Ma mémoire qui commencerait à devenir déplorable si je n’y mettais bon ordre et le scandaleux manque de soin que j’apporte dans le rangement de mes « notes » littéraires m’ont naguère fait oublier tout simplement de consigner à sa place un épisode, des plus cuisants d’ailleurs, de ma vie de prisonnier.

Pour boucher bien vite cette lacune, je dirai très vite qu’aussitôt sorti du « dépôt » des Petits-Carmes, je fus mis, dans la même prison, en cellule, sur l’ordre du juge d’instruction, comme qui dirait à Mazas sur place. Ameublement : un hamac et une couverture, une table, un tabouret, un lavabo… et un sceau. Nourriture, une pâtée d’orge ; le dimanche, une pâtée de pois concassés. Boisson, de l’eau à discrétion.
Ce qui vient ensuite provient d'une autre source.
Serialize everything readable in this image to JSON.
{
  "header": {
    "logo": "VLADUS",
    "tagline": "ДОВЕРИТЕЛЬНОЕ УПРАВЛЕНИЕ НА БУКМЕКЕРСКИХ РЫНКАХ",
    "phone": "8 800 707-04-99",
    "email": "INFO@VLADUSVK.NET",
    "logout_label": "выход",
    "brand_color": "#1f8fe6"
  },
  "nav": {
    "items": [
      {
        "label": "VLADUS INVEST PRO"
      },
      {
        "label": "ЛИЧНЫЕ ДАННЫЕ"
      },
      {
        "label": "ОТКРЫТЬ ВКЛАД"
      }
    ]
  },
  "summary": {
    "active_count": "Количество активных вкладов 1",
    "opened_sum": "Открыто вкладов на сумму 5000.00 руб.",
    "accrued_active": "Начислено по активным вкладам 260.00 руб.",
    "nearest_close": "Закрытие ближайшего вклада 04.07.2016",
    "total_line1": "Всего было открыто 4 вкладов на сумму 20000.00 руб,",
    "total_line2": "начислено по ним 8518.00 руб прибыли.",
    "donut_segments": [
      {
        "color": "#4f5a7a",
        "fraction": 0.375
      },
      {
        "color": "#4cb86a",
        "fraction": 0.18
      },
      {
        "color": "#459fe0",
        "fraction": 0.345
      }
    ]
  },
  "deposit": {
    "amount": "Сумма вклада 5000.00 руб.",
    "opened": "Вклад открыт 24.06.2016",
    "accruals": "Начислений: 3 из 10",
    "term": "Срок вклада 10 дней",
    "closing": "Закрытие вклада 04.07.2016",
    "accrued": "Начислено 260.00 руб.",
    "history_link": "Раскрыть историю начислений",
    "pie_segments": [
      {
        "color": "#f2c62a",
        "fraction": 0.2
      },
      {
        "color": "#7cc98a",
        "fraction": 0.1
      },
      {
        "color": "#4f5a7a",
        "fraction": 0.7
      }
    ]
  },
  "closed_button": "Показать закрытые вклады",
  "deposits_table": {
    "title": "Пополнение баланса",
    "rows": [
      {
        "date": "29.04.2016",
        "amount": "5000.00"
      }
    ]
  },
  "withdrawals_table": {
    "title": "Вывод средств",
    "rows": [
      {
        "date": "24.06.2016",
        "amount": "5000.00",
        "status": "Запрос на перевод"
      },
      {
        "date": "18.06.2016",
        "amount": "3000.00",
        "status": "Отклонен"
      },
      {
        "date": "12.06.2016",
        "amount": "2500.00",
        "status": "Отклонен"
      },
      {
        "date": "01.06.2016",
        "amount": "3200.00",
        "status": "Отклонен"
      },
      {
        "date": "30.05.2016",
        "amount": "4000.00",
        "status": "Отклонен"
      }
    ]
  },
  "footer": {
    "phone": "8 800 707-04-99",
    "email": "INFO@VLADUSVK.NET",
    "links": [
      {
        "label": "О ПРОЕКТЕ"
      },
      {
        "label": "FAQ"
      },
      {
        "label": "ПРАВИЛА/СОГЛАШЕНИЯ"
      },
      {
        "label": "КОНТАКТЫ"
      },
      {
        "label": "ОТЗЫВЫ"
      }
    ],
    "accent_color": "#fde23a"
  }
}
Signe particulier, dès le premier jour j’attrapai des… poux.

Avec un peu d’encre soigneusement économisé d’après un encrier prêté par l’administration pour de stricts usages épistolaires, et conservé, au frais, dans un interstice de carrelage, j’écrivis, durant les huit jours ou environ qu’eut lieu cette peu douce prévention, à l’aide d’un petit morceau de bois, les quelques récits diaboliques qui parurent dans mon livre Jadis et Naguère, — Crimen Amoris, qui commence par :

« Dans un palais, soie et or, dans Ecbatane »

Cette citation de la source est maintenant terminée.